Name: Nathalie Jreidini
Website / Twitter Handle / Instagram: Instagram and twitter handle: @nat_jreidini
Where do you work? McGill University, Biology Department, Redpath Museum
Position: MSc Biology candidate, Teaching Assistant
How did you get there? As most modern-day scientists, I grew up reading science magazines and watching animal documentaries. This sparked my curiosity and made me realize how behaviorally diverse and plainly weird animals can be. However, the biology classes given at my conservative high school focused on the medical subfield in biology rather than the ecological, wildlife, and evolutionary subfields, and so I was not satisfied with my education in that aspect. I went on to complete a BSc in Honours Biology, where I was prompted to start a career in research. After working in both laboratory and field settings, I realized that I wanted to pursue a career in ecology and so the next step was to go to grad school.
Was there any particular hardship that you had to overcome to work in your position? I grew up in Lebanon, where neither a career in ecology is recognized to be a real occupation, nor is any profession in biological research. And so, despite the lack of support from high school teachers, I moved to Montreal to get a shot at fulfilling my passion. However, I quickly realized that the field was governed by men.

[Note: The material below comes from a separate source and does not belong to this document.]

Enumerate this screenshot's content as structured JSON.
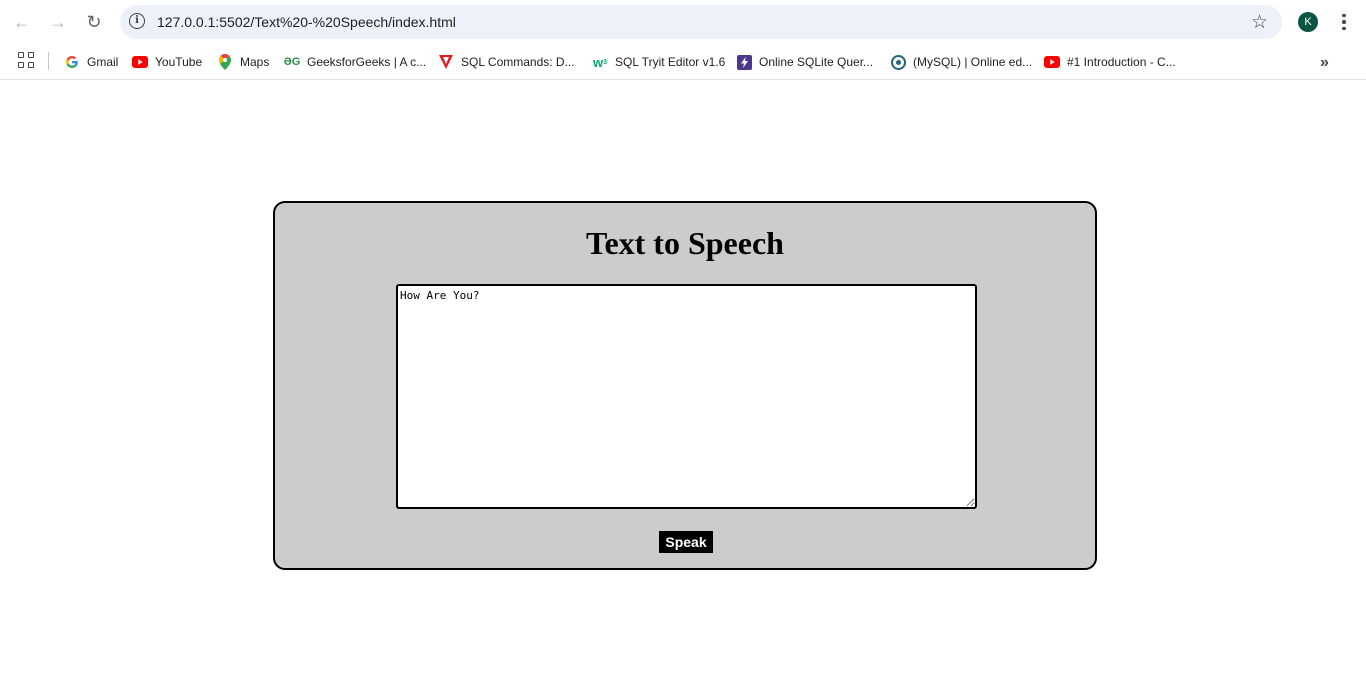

I had to work twice as hard to earn my position in the workplace, especially during my earlier job experiences where I wasn’t taken seriously and would get teased for being a “petite” Arab woman.
What advice do you give to someone interested in your profession? What advice might you have for someone from an underrepresented group who is interested in entering your field? I would advise anyone interested in a career in research, especially one involving fieldwork, to try not to give in to negative comments about age, sex, or ethnicity. You deserve a fair shot, and might end up doing a better job than someone else who is deemed more “fit for the job”. If you are from an underrepresented group, then maybe try to reach out to someone in your field whom you can relate to and can offer you specific guidance.
What’s your favorite herp? I can’t pick a favorite, but the first herp I got into as a kid (and extensively googled) was the axolotl (Ambystoma mexicanum).
Why are you an HL member? I wanted to be part of a community of people whose research interests are similar to mine.
Is there anything else you would like to add?
Is there a good caption for your attached photograph? Late night cuddles with a juvenile toad.